Le 28 juin 2021, la Nati déployait des trésors d’énergie pour renverser une situation mal emmanchée contre la France en huitièmes de finale de l’Euro. Là, elle attend penaude que le calvaire se termine.

Le système? «Surprenant», mais «pas en cause»

Une grosse demi-heure après le coup de sifflet final, les joueurs de l’équipe de Suisse commencent à défiler en zone mixte, où les attendent les journalistes. «Nous sommes très déçus, et désolé pour nos supporters de notre performance, lance Xherdan Shaqiri avec sincérité.
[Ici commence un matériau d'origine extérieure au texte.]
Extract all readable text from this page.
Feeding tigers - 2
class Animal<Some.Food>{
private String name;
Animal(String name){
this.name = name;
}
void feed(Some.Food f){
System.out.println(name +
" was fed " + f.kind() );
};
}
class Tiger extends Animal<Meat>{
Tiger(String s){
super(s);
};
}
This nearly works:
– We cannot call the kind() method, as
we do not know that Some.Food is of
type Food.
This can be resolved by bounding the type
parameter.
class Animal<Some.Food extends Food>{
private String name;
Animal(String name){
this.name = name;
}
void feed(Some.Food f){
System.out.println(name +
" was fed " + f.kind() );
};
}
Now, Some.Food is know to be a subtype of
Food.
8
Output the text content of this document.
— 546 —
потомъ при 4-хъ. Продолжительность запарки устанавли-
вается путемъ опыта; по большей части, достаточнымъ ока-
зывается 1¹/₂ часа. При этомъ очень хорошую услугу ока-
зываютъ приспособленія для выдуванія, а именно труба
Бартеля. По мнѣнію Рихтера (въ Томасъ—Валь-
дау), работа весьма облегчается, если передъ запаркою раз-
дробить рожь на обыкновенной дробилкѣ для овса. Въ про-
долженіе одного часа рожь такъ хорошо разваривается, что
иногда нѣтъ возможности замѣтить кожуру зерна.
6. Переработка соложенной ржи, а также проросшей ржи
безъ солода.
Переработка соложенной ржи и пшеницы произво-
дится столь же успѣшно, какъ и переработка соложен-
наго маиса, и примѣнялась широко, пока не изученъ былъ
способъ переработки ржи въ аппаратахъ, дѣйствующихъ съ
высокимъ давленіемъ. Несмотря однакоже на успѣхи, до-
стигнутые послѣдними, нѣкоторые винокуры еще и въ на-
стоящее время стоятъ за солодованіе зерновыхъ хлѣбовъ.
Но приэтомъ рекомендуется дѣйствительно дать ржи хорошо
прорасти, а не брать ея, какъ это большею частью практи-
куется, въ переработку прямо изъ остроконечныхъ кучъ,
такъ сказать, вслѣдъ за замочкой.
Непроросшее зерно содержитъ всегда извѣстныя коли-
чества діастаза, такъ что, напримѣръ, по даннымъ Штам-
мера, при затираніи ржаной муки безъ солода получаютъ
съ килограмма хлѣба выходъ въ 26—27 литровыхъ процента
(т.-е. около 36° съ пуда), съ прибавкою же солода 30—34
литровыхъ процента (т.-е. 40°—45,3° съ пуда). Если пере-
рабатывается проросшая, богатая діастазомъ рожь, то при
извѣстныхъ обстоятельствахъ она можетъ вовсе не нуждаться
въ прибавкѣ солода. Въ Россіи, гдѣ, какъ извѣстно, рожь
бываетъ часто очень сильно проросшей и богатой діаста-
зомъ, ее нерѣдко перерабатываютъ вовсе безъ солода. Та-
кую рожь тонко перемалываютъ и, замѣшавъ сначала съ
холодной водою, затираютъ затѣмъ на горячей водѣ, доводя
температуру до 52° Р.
Ce soir, nous n’avons pas montré notre vrai visage.» Le demi-offensif ne cache pas avoir été «surpris» au moment où Murat Yakin a annoncé que l’équipe allait changer de système par rapport au premier tour. «Après, je suis professionnel, quand le coach prend une décision, je tâche de faire de mon mieux.»

Ce 3-5-2, substitué au 4-3-3 des trois derniers matchs, revient dans chaque discussion. «L’entraîneur a choisi une tactique, ça n’a pas marché, 6-1, ça parle de soi-même», souffle Haris Seferovic. Yann Sommer livre une version plus consensuelle: «On connaissait ce système, on l’avait déjà utilisé et de toute façon, on doit être capable de s’adapter. Là, le changement a été décidé suite à l’indisponibilité de Silvan Widmer, qui a eu de la fièvre dans la nuit de lundi à mardi. Murat est un coach qui parle à ses joueurs, il nous a consultés à ce sujet.»

Pour Granit Xhaka, le dispositif n’a de toute façon pas été le problème de la soirée. «Quand on se retrouve menés 2-0 aussi vite, cela n’a plus d’importance. Rien ne s’est passé comme prévu. Pourtant, on était prêts pour ce match.»

Directeur des équipes nationales, Pierluigi Tami défend ses joueurs, en relevant qu’ils «n’étaient plus en mesure de disputer un match de haut niveau» et «qui ont couru dix kilomètres de moins que les Portugais, comme si ceux-ci avaient un homme de plus sur le terrain». Ah bon? Mais comment cela se fait-il? «Le Portugal était qualifié après deux matchs du premier tour, donc Fernando Santos a pu faire tourner et ce soir, il avait huit titulaires frais, ce qui n’était pas notre cas, poursuit le Tessinois. Vraiment, je crois que nos internationaux ont donné tout ce qu’ils pouvaient.»

Et sinon, ce système? «Le coach a pensé que ce 3-5-2 permettrait de compenser la différence de fraîcheur physique… Ça n’a pas vraiment marché.» Pour autant, selon lui, «la position du sélectionneur n’est pas fragilisée» après ce lourd revers, qui signe la fin de l’aventure de l’équipe de Suisse au Qatar.